FRANCIS FORD COPPOLA - O APOCALIPSE DE UM CINEASTA
Hearts of Darkness: A Filmmaker's Apocalypse, 1991
Diretores: Fax Bahr, George Hickenlooper e Eleanor Coppola
Francis Ford Coppola - O Apocalipse de um Cineasta foca nas turbulentas filmagens do clássico antibélico Apocalypse Now (1979), revelando os múltiplos esforços do diretor para trabalhar em meio a forças da natureza destruindo cenários e enfrentando cansaço físico e mental, problemas de guerrilha nas Filipinas, orçamentos exacerbados (que já ultrapassavam milhões de dólares), descrença dos produtores, uma parada cardíaca sofrida pelo protagonista Martin Sheen, a personalidade arrogante de Marlon Brando, bebedeiras típicas de Dennis Hopper e demais excessos da Nova Hollywood.
O documentário apresenta cenas capturadas secretamente por Elanor Coppola, esposa de Francis, que observou de perto a entrega quase suicida do marido ao projeto, desacreditado no resultado depois de tantas adversidades no set, mas que ao final triunfou, conquistando crítica e público, além da Palma de Ouro e dos Oscars de Melhor Fotografia e Som. Nunca antes a frase dita pelo cineasta fez tanto sentido: “Meu filme não é sobre o Vietnã, ele é o Vietnã”.
AMERICAN MOVIE
1999
Diretor: Chris Smith
Simpático e determinado, Mark Borchardt, acompanhado por Mike Schank, batalha no interior de Milwaukee (EUA) para realizar seu sonho americano particular: fazer filmes. A produção de um abandonado curta de terror intitulado Coven é retomada com a ajuda de parentes, de atores do teatro local e do próprio diretor Chris Smith, que convidou os dois amigos para a realização do documentário American Movie, vencedor do Grande Prêmio do Júri no Festival de Sundance.

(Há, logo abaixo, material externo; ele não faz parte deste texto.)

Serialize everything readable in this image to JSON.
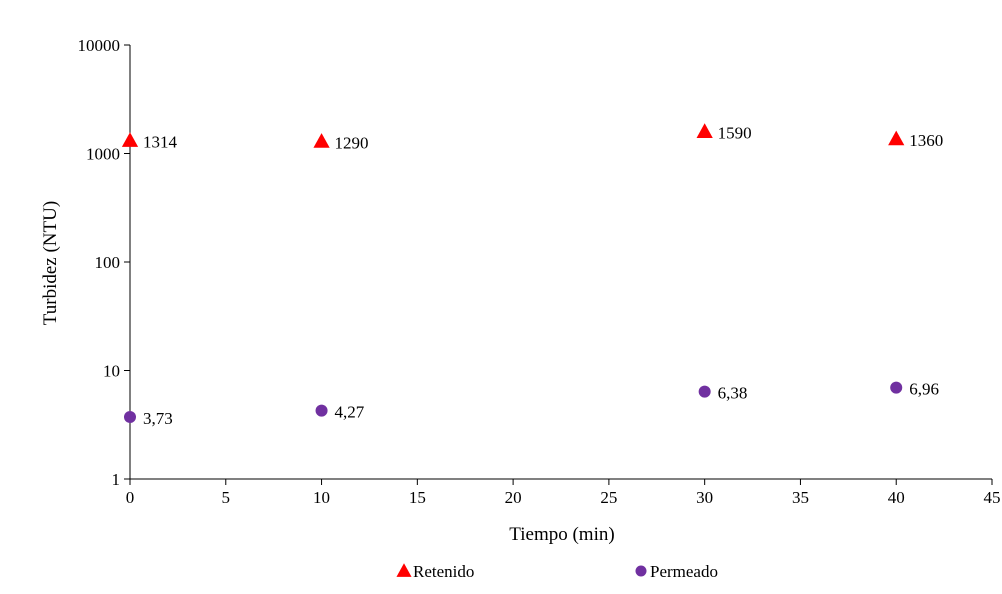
{
  "chart_data": {
    "type": "scatter",
    "xlabel": "Tiempo (min)",
    "ylabel": "Turbidez (NTU)",
    "xlim": [
      0,
      45
    ],
    "ylim": [
      1,
      10000
    ],
    "y_scale": "log",
    "x_ticks": [
      0,
      5,
      10,
      15,
      20,
      25,
      30,
      35,
      40,
      45
    ],
    "y_ticks": [
      1,
      10,
      100,
      1000,
      10000
    ],
    "grid": false,
    "legend_position": "bottom",
    "series": [
      {
        "name": "Retenido",
        "marker": "triangle",
        "color": "#ff0000",
        "x": [
          0,
          10,
          30,
          40
        ],
        "y": [
          1314,
          1290,
          1590,
          1360
        ],
        "labels": [
          "1314",
          "1290",
          "1590",
          "1360"
        ]
      },
      {
        "name": "Permeado",
        "marker": "circle",
        "color": "#7030a0",
        "x": [
          0,
          10,
          30,
          40
        ],
        "y": [
          3.73,
          4.27,
          6.38,
          6.96
        ],
        "labels": [
          "3,73",
          "4,27",
          "6,38",
          "6,96"
        ]
      }
    ]
  }
}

O metalinguístico e cômico filme, que explora a paixão e o entusiasmo do jovem aspirante à cineasta, mostra todos os desafios enfrentados por ele, desde as dificuldades de planejamento e o custoso financiamento até os resultados pouco satisfatórios e a possibilidade de uma parca distribuição (basicamente, os obstáculos que muitos diretores independentes encontram no caminho). Além disso, Borchardt teve que lutar contra seus demônios internos, como o fato de fazer parte de uma família disfuncional e a dependência alcoólica e em jogos de azar, fatores que diminuíam sua confiança e o deixavam inseguro.
DUNA DE JODOROWSKY
Jodorowsky's Dune, 2013
Diretor: Frank Pavich
Assim como Dom Quixote, este é um filme que nunca aconteceu. Porém, ao contrário do projeto de Terry Gilliam, tudo indica que ele nunca será realizado. O documentário de Frank Pavich apresenta com detalhes o surgimento e o colapso da ideia que o diretor chileno surrealista Alejandro Jodorowsky (A Montanha Sagrada) teve de adaptar Duna, fundamental livro de ficção científica de Frank Herbert. A ambiciosa produção começou a ser desenvolvida durante a década de 70, mas problemas financeiros e um enorme roteiro que daria origem a uma narrativa de 14 horas impediram o início das filmagens.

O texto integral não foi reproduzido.